In the midst of all this nonsense one star kept her head—Norma Talmadge. While the rest were all signing up Italians and Frenchmen and Spaniards to teach them how to speak the English tongue, Norma quietly sneaked off to New York and came back to Hollywood with Laura Hope Crews, cultured and expert product of the Broadway stage. And instantly everybody knew that Norma had bagged big game while the rest of the sorority had been busy bringing down sparrows. Miss Crews came out to coach Norma in her first talkie.
Meanwhile, Gloria Swanson had been holding off. Smart enough to see that the others were throwing away their good money on quacks and fakes, but still bewildered by it all, Gloria simply did nothing. Incidentally, though, she worried enough to etch a few lines in her face and increase her girth by a few inches. (Worry, says Sylvia, is the prime cause of overweight in most cases.)
The date for starting work on Gloria’s first talkie, Edmund Goulding‘s “The Trespasser,” was fast approaching, and Gloria had still done nothing about correcting the lisp that was characteristic of all old-line movie stars in their first essays before the microphone—and also nothing about getting into physical condition.
It’s like Gloria to put off decisions until the last minute, and then make them suddenly—and right!

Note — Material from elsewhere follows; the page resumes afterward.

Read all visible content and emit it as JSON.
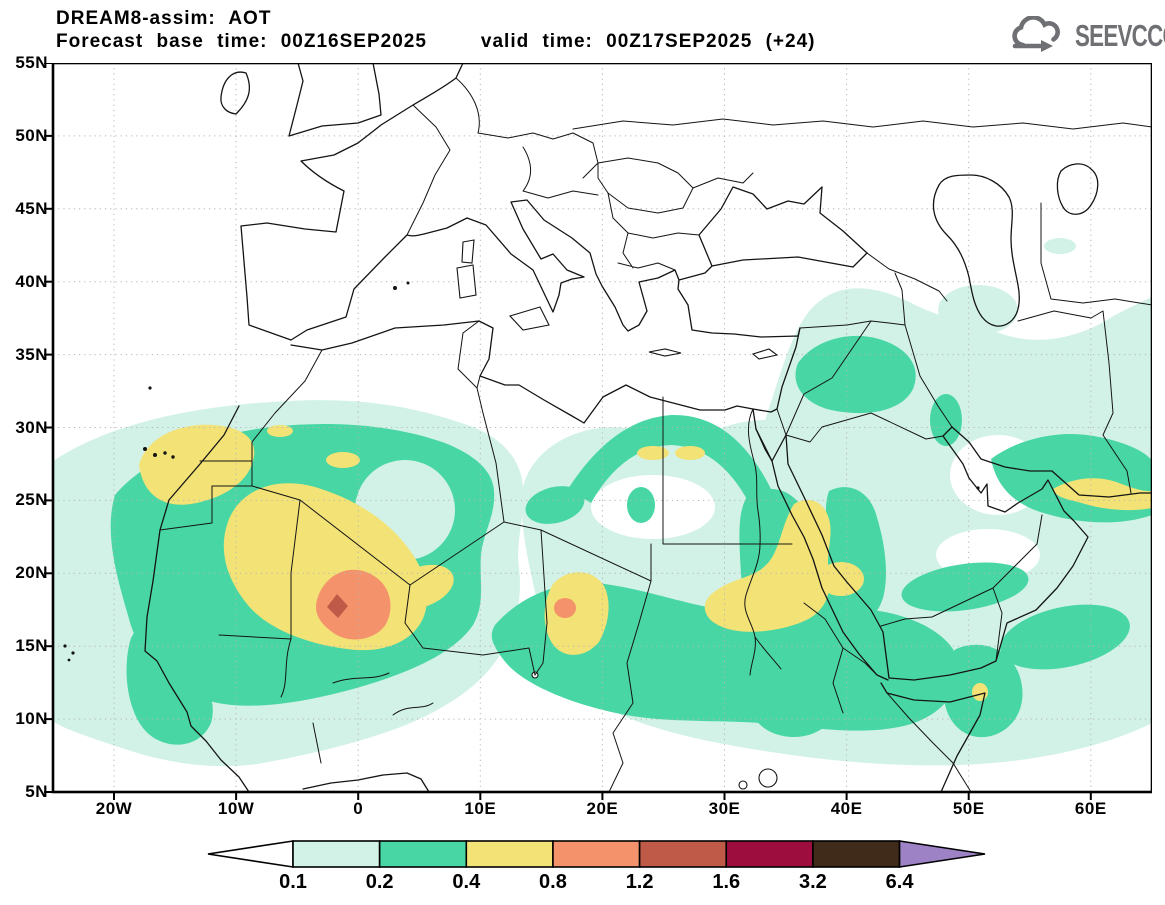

She went to Norma Talmadge to ask for the “loan” of Laura Hope Crews. And she moved to get Norma Talmadge, Gloria was open and honest. She went with Edmund Goulding, who knew Miss Crews, and the two of them put up to her and Norma Talmadge a request that the former might supervise the dialogue of “The Trespasser.” Miss Crews took a shine to Gloria, Norma Talmadge gave her blessing, and the Crews-Swanson association was launched.
Gloria played fair with Norma Talmadge. In the course of developments, others did not similarly play fair with Gloria.
Then, instead of an elocution lesson, the first thing Laura Hope Crews gave Gloria was advice to get in physical trim, and to that end to hire Sylvia. The call for the boss came on a Saturday night and, as usual, was given like a three-alarm. It was Gloria’s secretary on the phone—and Sylvia simply must come over right away (the hour being 10 P.M.
Well, you don’t turn down Gloria Swanson. The boss beat it over to Gloria’s famous house on Sunset Boulevard.